Dépôt de l'initiative populaire "En faveur du service public"

Le peuple suisse votera certainement pour dire s'il accepte que les entreprises de la Confédération soient contraintes de faire primer un service abordable et de qualité pour le public sur la réalisation de bénéfices. L'initiative populaire des magazines de défense des consommateurs a été déposée jeudi à Berne, munie de 106'000 signatures validées par les communes.

"Nous avons ensuite arrêté de les faire compter pour des raisons de coûts", a précisé Peter Salvisberg, directeur marketing du journal alémanique "K-Tipp", lors de la remise des signatures devant la Chancellerie fédérale. Cette dernière doit désormais ratifier les paraphes. Selon les initiants, quelque 120'000 personnes auraient signé, dont un tiers de Romands.

Les journaux "Bon à savoir", "K-Tipp", "Saldo" et "Spendere Meglio" sont à l'origine du texte "En faveur du service public", lancé en mars 2012. C'est la première fois que ces publications, déjà à l'origine de plusieurs pétitions, déposent une initiative populaire.

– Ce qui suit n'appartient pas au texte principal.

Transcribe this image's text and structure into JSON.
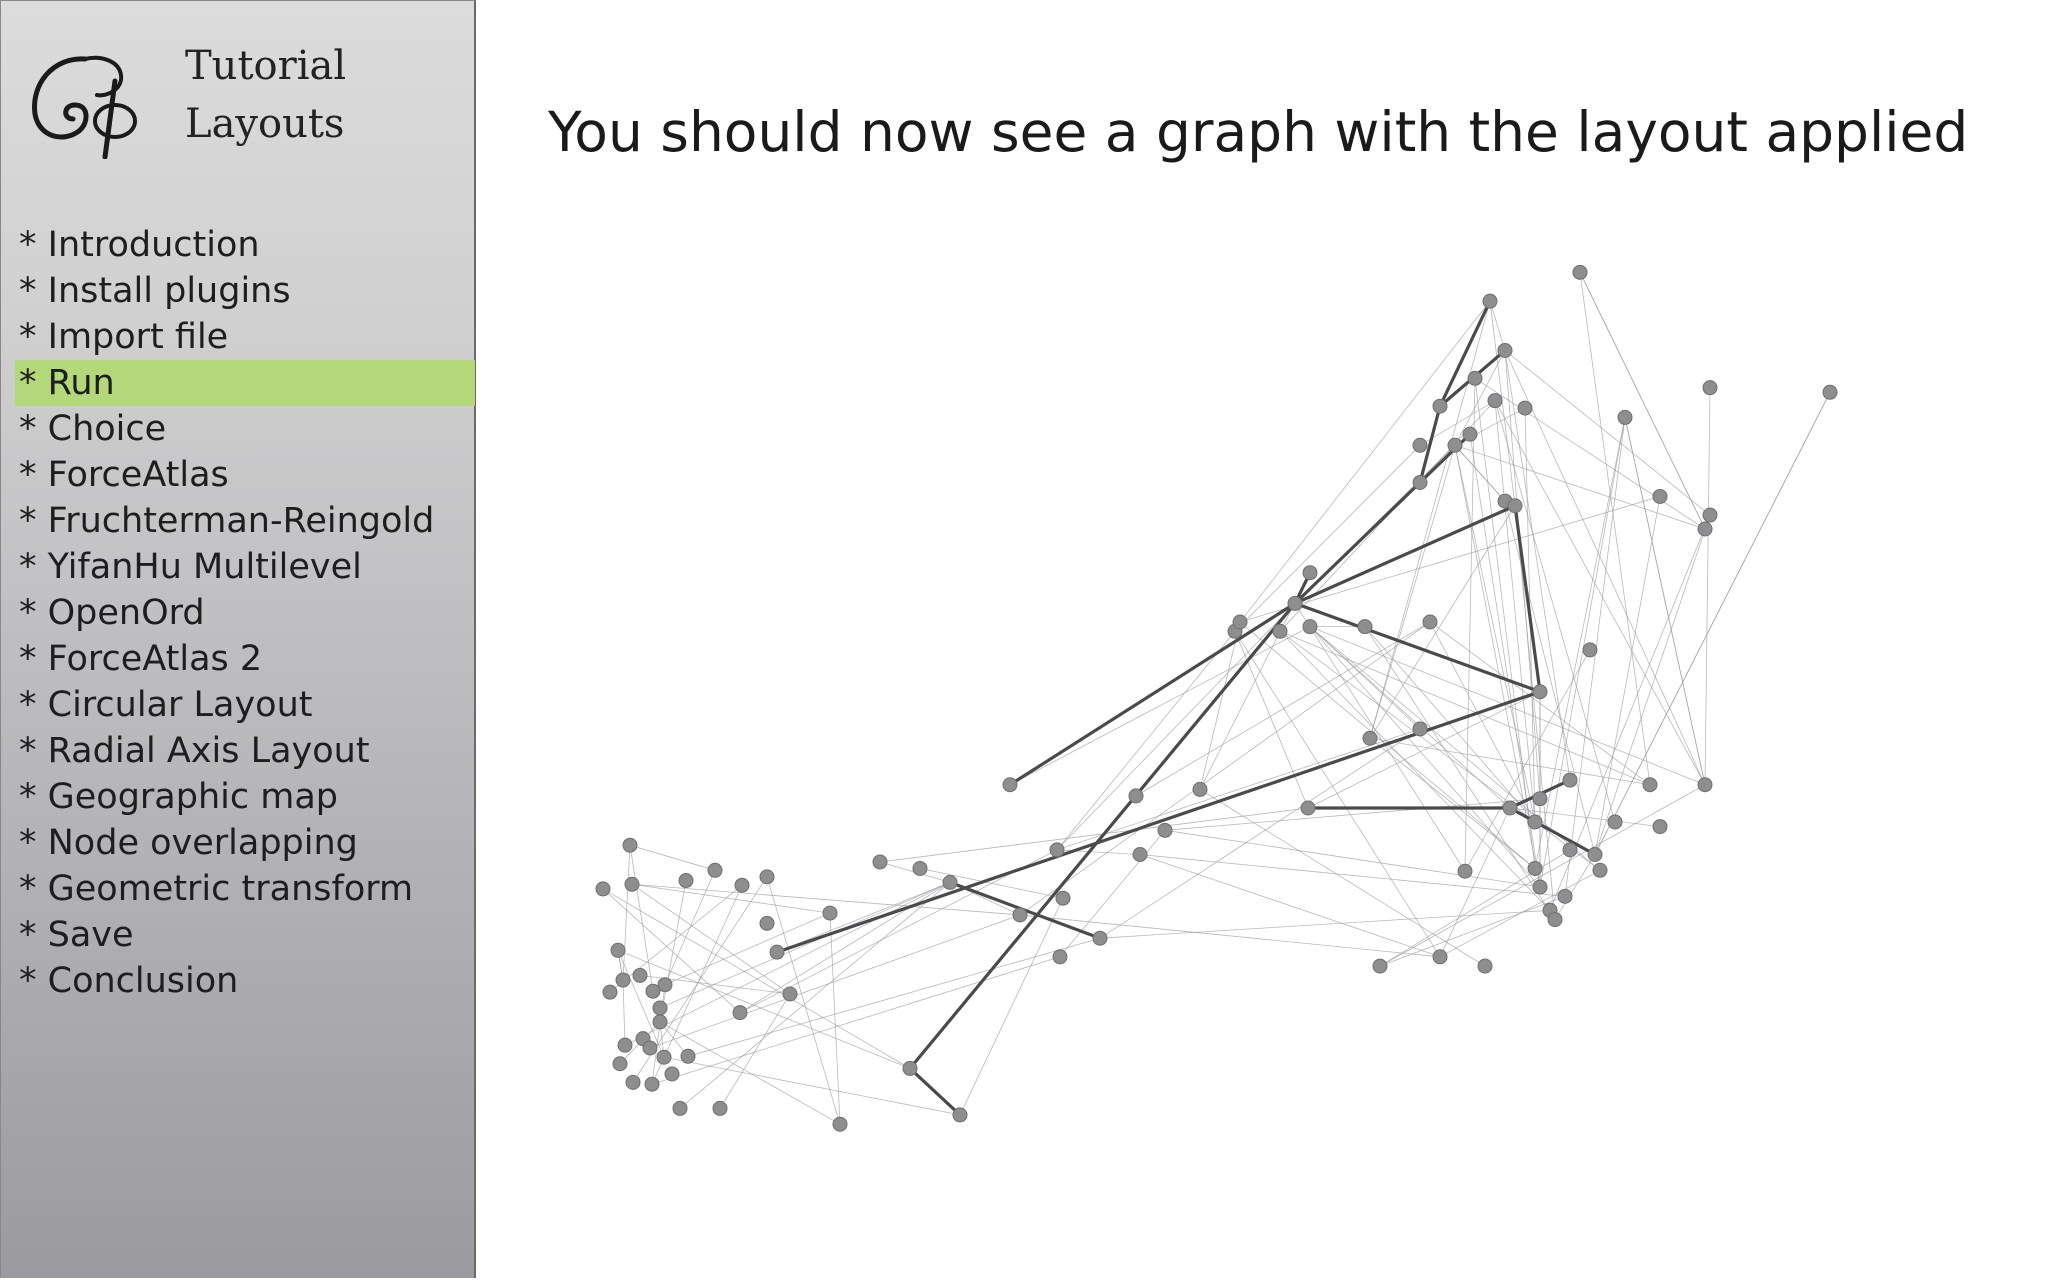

"Cela fait longtemps que les consommateurs nous envoient de nombreuses plaintes concernant les CFF, La Poste ou Swisscom", a affirmé à l'ats Zeynep Ersan Berdoz, directrice des rédactions de "Bon à savoir". Les magazines ont répondu à l'intérêt de leurs lecteurs pour ces questions en publiant de nombreuses enquêtes et témoignages, a-t-elle ajouté.

Service public d'abord

En plus d'une hausse des prix et des tarifs, les consommateurs subissent un démantèlement des prestations, qui se manifeste entre autres par des guichets fermés ou des files d'attente toujours plus longues. L'initiative veut changer la donne: un service de qualité doit primer sur le profit pour les entreprises fédérales.

"Nous soutenons la devise 'service public d'abord, gains et profit après'", a lancé Peter Salvisberg. "Nous ne voulons pas miner les entreprises publiques", mais les bénéfices doivent être réinvestis pour offrir le meilleur service au meilleur prix.

L'initiative se dresse également contre les salaires élevés des dirigeants d'entreprises publiques. Elle demande que ces derniers ne soient pas davantage rémunérés qu'un conseiller fédéral, alors que le patron de Swisscom, par exemple, gagne aujourd'hui "jusqu'à quatre fois plus" que l'un des sept ministres.

Syndicats mécontents

Plusieurs syndicats ont fait connaître leur désapprobation à l'issue de la remise des signatures. "L'initiative déclencherait le contraire de ce qu'elle voulait au départ", a écrit dans un communiqué le syndicat du service public transfair.

Selon lui, ni la réduction du salaire des dirigeants, ni le réinvestissement forcé des bénéfices dans l'entreprise ne feront baisser les prix ou amélioreront la qualité du service public.

"L'initiative fait plus de mal que de bien" et opte pour des mesures risquées qui pourraient autant nuire aux consommateurs qu'au personnel, ont souligné dans un communiqué commun le syndicat du personnel des transports (SEV), celui des Services publics et celui des médias et de la communication syndicom.